Das Kreuz muß zum Mittelpunkt im Leben der Gläubigen Werden. Dies ist die zentrale Aussage des vorliegenden Buches von Paul E. Billheimer. Paulus schreibt im Römerbrief, unser alter Mensch sei mit Christus gekreuzigt~ Und nur so können wir tatsächlich der Sünde gestorben sein. Aber die Kreuzigung des alten Menschen.ist kein einmaliges Geschehen. Wir müssen am Kreuz bleiben, denn nur von dort aus haben wir Sieg und können den Satan in die Schranken weisen. Nur von dort aus können wir ein geheiligtes Leben führen. Der Autor will uns den Prozeß der Heiligung vor Augen führen. Dabei gibt er ganz konkrete Hinweise und Hilfen für das Leben der Christen.

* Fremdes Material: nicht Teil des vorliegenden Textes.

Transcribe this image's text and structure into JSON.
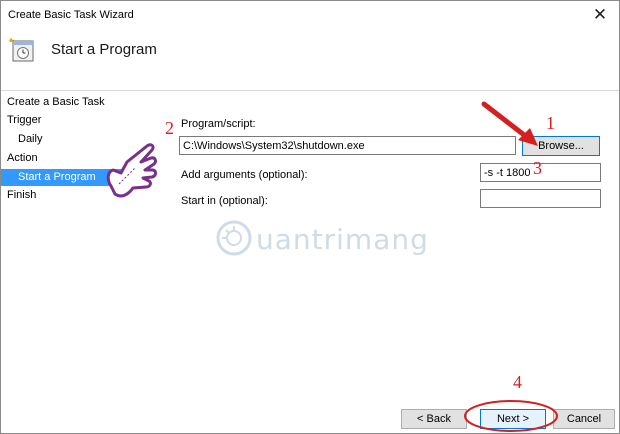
{
  "window": {
    "title": "Create Basic Task Wizard",
    "close_glyph": "✕"
  },
  "header": {
    "title": "Start a Program",
    "icon": "task-clock-icon"
  },
  "sidebar": {
    "items": [
      {
        "label": "Create a Basic Task",
        "level": "top",
        "selected": false
      },
      {
        "label": "Trigger",
        "level": "top",
        "selected": false
      },
      {
        "label": "Daily",
        "level": "sub",
        "selected": false
      },
      {
        "label": "Action",
        "level": "top",
        "selected": false
      },
      {
        "label": "Start a Program",
        "level": "sub",
        "selected": true
      },
      {
        "label": "Finish",
        "level": "top",
        "selected": false
      }
    ]
  },
  "form": {
    "program_label": "Program/script:",
    "program_value": "C:\\Windows\\System32\\shutdown.exe",
    "browse_label": "Browse...",
    "args_label": "Add arguments (optional):",
    "args_value": "-s -t 1800",
    "startin_label": "Start in (optional):",
    "startin_value": ""
  },
  "footer": {
    "back_label": "< Back",
    "next_label": "Next >",
    "cancel_label": "Cancel"
  },
  "annotations": {
    "n1": "1",
    "n2": "2",
    "n3": "3",
    "n4": "4",
    "color": "#d42020"
  },
  "watermark": {
    "text": "uantrimang",
    "icon": "quantrimang-logo-icon"
  },
  "colors": {
    "selection": "#3399ff",
    "focus_border": "#0078d7"
  }
}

Paul E. Billheimer stand mehr als sechzig Jahre im Dienst für Jesus Christus. Bevor sein Herr ihn 1983 zu sich rief, arbeiteten er und seine Frau eng mit einer christlichen Radiostation in Kalifornien zusammen. Ein weiteres Buch des Autors ist im Verlag Schulte + Gerth bereits erschienen: „Durchbruch zur Herrlichkeit".

Der Thron des Universums ist ein Kreuz Selbsthingabe ist das Gesetz des Universums, das Prinzip des gesamten Kosmos. Wäre Selbstverleugnung, Selbstaufopferung nicht das Fundament, das höchste Gesetz des Universums, würde dann Gott, der souveräne Herrscher der Welten, nach diesem Gesetz regieren? Seit Golgatha sagt uns der Herr: „Hier ist der Thron des Universums! Nicht nur für Christus, nein, für jedermann. 

Hier ist der einzige Weg zu Vollmacht, Kraft und Autorität." Satan trotzte diesem Prinzip und unterlag. In allen Situationen unseres Lebens gibt Gott uns die Chance, entweder nach diesem Grundsatz zu handeln, um uns für die Herrschaft in der Ewigkeit vorzubereiten, oder uns für jene kreuzesfeindliche Haltung zu entscheiden, die das Eigenleben bewahren will und dadurch die Krone verliert. Wer aber Vollmacht über Satan begehrt, der muß am Kreuz bleiben. Hier finden wir Befreiung von aller Eigensucht, allem Sichselbst-dienen und aller Selbsterhöhung.

„Die aber vorübergingen, lästerten ihn, schüttelten die Köpfe und sprachen: Der du den Tempel zerstörst und in drei Tagen aufbaust, hilf dir selbst! Bist du Gottes Sohn, so steig vom Kreuze herab! Gleicherweise spotteten auch die Hohenpriester samt den Schriftgelehrten und Ältesten und sprachen: Andere hat er gerettet, sich selbst kann er nicht retten. Ist er der König Israels, so steige er nun vom Kreuz herab, so wollen wir ihm glauben!" „Und das Volk stand da und sah zu. Es spotteten aber auch die Obersten und sprachen: Andere hat er gerettet; er rette nun sich selbst, wenn er Christus ist, der Auserwählte Gottes!"    Lukas 23,35

Satans Angebot an Christus: Sieg ohne Kreuz Mehrmals im Leben und Dienst unseres Herrn Jesus Christus bot Satan ihm einen leichten Weg zur Herrschaft, zur Macht ohne das Kreuz an. Doch das Angebot wurde abgewiesen. Jesus wählte das Kreuz. Versuchung und Möglichkeit, ihm zu entfliehen, bestanden zu jeder Zeit seines Dienstes. Doch er machte sein Angesicht fest wie einen Kieselstein und beschleunigte schließlich noch seinen Tod. Am Beginn seines Dienstes stand Jesus vor einer Alternative: „Alle Königreiche der Welt und ihre Herrlichkeit will ich dir geben, wenn du niederfällst und mich anbetest." 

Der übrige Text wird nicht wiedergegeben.